South Africa’s uphill struggle against inflation must viewed against a backdrop of global oil and food prices shocks, the country’s finance minister has said.
Domestic policies are not the main cause for the price surge – which has pushed consumer price indices well above their official targets in recent months, Trevor Manuel said in an interview with Emerging Markets.
“We can’t be more catholic than the Pope,” Manuel said. “Which country that has inflation targeting is not missing its target at the moment?” the minister said, on the eve of the African Development Bank (AfDB) annual meeting in Maputo.
“Brazil is above its target at the moment. Every country that has inflation targeting is over the target. With food and fuel, prices rising as they are, there are of course serious limitations, let’s just be realistic about this.”
Manuel acknowledged that inflation “is a dragon that has to be tamed, you don’t have a choice about it.” “It’s very important we don’t give up the fight for price stability,”.

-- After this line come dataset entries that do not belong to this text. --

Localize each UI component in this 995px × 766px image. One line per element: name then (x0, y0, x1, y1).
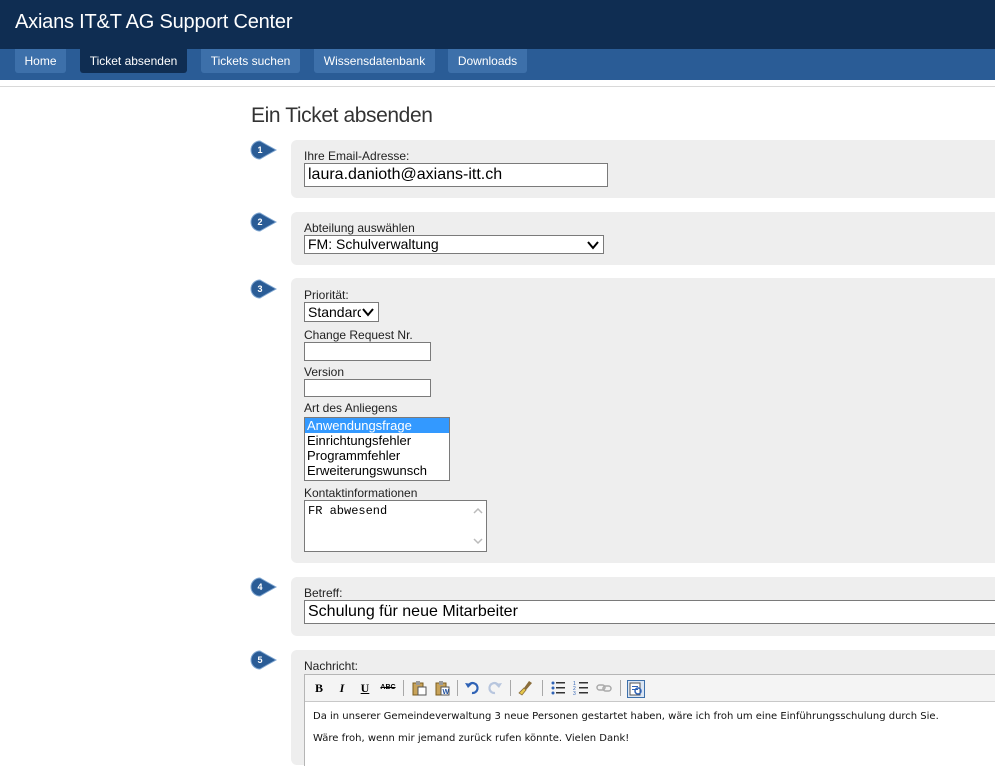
toolbar-separator (620, 680, 621, 696)
step-badge-2: 2 (250, 212, 277, 232)
paste-icon (412, 681, 427, 696)
header-divider (0, 86, 995, 87)
italic-button[interactable]: I (334, 680, 350, 696)
step-badge-5: 5 (250, 650, 277, 670)
bullet-list-button[interactable] (550, 680, 566, 696)
svg-text:3: 3 (573, 691, 576, 696)
priority-select[interactable]: Standard (304, 302, 379, 322)
email-label: Ihre Email-Adresse: (304, 149, 410, 163)
request-type-listbox[interactable]: Anwendungsfrage Einrichtungsfehler Progr… (304, 417, 450, 481)
subject-field[interactable]: Schulung für neue Mitarbeiter (304, 600, 995, 624)
svg-text:W: W (443, 689, 450, 696)
redo-button[interactable] (487, 680, 503, 696)
bold-button[interactable]: B (311, 680, 327, 696)
toolbar-separator (457, 680, 458, 696)
source-icon (629, 682, 642, 696)
paste-word-icon: W (435, 681, 450, 696)
request-type-option[interactable]: Erweiterungswunsch (305, 463, 449, 478)
link-icon (596, 684, 612, 692)
chevron-down-icon (361, 305, 375, 319)
tab-tickets-suchen[interactable]: Tickets suchen (201, 49, 300, 73)
tab-wissensdatenbank[interactable]: Wissensdatenbank (314, 49, 435, 73)
department-label: Abteilung auswählen (304, 221, 415, 235)
step-number: 4 (257, 582, 263, 592)
priority-label: Priorität: (304, 288, 349, 302)
message-editor[interactable]: B I U ABC W 123 Da in unserer Gemeindeve… (304, 674, 995, 766)
subject-label: Betreff: (304, 586, 343, 600)
tab-downloads[interactable]: Downloads (448, 49, 527, 73)
strikethrough-button[interactable]: ABC (379, 680, 397, 696)
message-line-2: Wäre froh, wenn mir jemand zurück rufen … (313, 733, 630, 744)
change-request-field[interactable] (304, 342, 431, 361)
request-type-option[interactable]: Anwendungsfrage (305, 418, 449, 433)
step-number: 1 (257, 145, 263, 155)
clean-format-icon (518, 681, 532, 696)
toolbar-separator (542, 680, 543, 696)
step-badge-3: 3 (250, 279, 277, 299)
editor-toolbar: B I U ABC W 123 (305, 675, 995, 702)
contact-label: Kontaktinformationen (304, 486, 418, 500)
site-header: Axians IT&T AG Support Center (0, 0, 995, 49)
page-title: Ein Ticket absenden (251, 104, 433, 127)
department-selected-value: FM: Schulverwaltung (308, 236, 439, 252)
toolbar-separator (403, 680, 404, 696)
step-number: 2 (257, 217, 263, 227)
redo-icon (488, 681, 502, 695)
contact-text: FR abwesend (308, 504, 388, 518)
main-nav: Home Ticket absenden Tickets suchen Wiss… (0, 49, 995, 80)
department-select[interactable]: FM: Schulverwaltung (304, 235, 604, 254)
message-line-1: Da in unserer Gemeindeverwaltung 3 neue … (313, 711, 939, 722)
message-label: Nachricht: (304, 659, 359, 673)
priority-selected-value: Standard (308, 304, 365, 320)
undo-icon (465, 681, 479, 695)
paste-word-button[interactable]: W (434, 680, 450, 696)
numbered-list-icon: 123 (573, 681, 588, 697)
clean-format-button[interactable] (518, 680, 534, 696)
site-title: Axians IT&T AG Support Center (15, 11, 293, 33)
link-button[interactable] (596, 680, 612, 696)
request-type-option[interactable]: Einrichtungsfehler (305, 433, 449, 448)
underline-button[interactable]: U (357, 680, 373, 696)
chevron-down-icon (587, 241, 599, 250)
change-request-label: Change Request Nr. (304, 328, 413, 342)
step-number: 5 (257, 655, 263, 665)
textarea-scrollbar[interactable] (472, 505, 484, 547)
contact-textarea[interactable]: FR abwesend (304, 500, 487, 552)
numbered-list-button[interactable]: 123 (573, 680, 589, 697)
tab-ticket-absenden[interactable]: Ticket absenden (80, 49, 187, 73)
email-field[interactable]: laura.danioth@axians-itt.ch (304, 163, 608, 187)
step-badge-4: 4 (250, 577, 277, 597)
step-badge-1: 1 (250, 140, 277, 160)
source-button[interactable] (627, 680, 645, 698)
version-field[interactable] (304, 379, 431, 397)
tab-home[interactable]: Home (15, 49, 66, 73)
bullet-list-icon (551, 681, 565, 695)
undo-button[interactable] (464, 680, 480, 696)
toolbar-separator (510, 680, 511, 696)
request-type-label: Art des Anliegens (304, 401, 398, 415)
step-number: 3 (257, 284, 263, 294)
paste-button[interactable] (411, 680, 427, 696)
request-type-option[interactable]: Programmfehler (305, 448, 449, 463)
version-label: Version (304, 365, 345, 379)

Yet South Africa, as well as most African economies, is up against powerful forces, he said. “Inflation is a global problem at the moment. We have to examine all the issues. We have to understand there are a series of exogenous shocks.
“We are doing a lot of work at the moment to examine it, but right at the centre is the fact that we were able to bring inflation down from around 15% for more than a decade to as low as 3.5%,” he said.
In spite of a tight monetary policy, the inflation rate is now running again in double digit figures (10.6% in March), well above the 3-6% official target.
Meanwhile, South Africa has also been battling on the energy front in order to secure supply and sustain economic activity. “There is continued energy supply in key sectors, especially in mining,. The announcement by Eskom [the energy company] last week that they don’t need to undertake power outages any longer (because the savings that they were aiming for have been realized), is clearly very good news for the investment community and for output.”
But the country’s economic growth prospects have been clouded by such threats: South Africa now stands at the bottom end of the African growth forecast league issued by the AfDB, jointly with the OECD and UN Economic Commission for Africa, at 4% in 2008 (together with Kenya and Rwanda, against a regional average of 5.9%).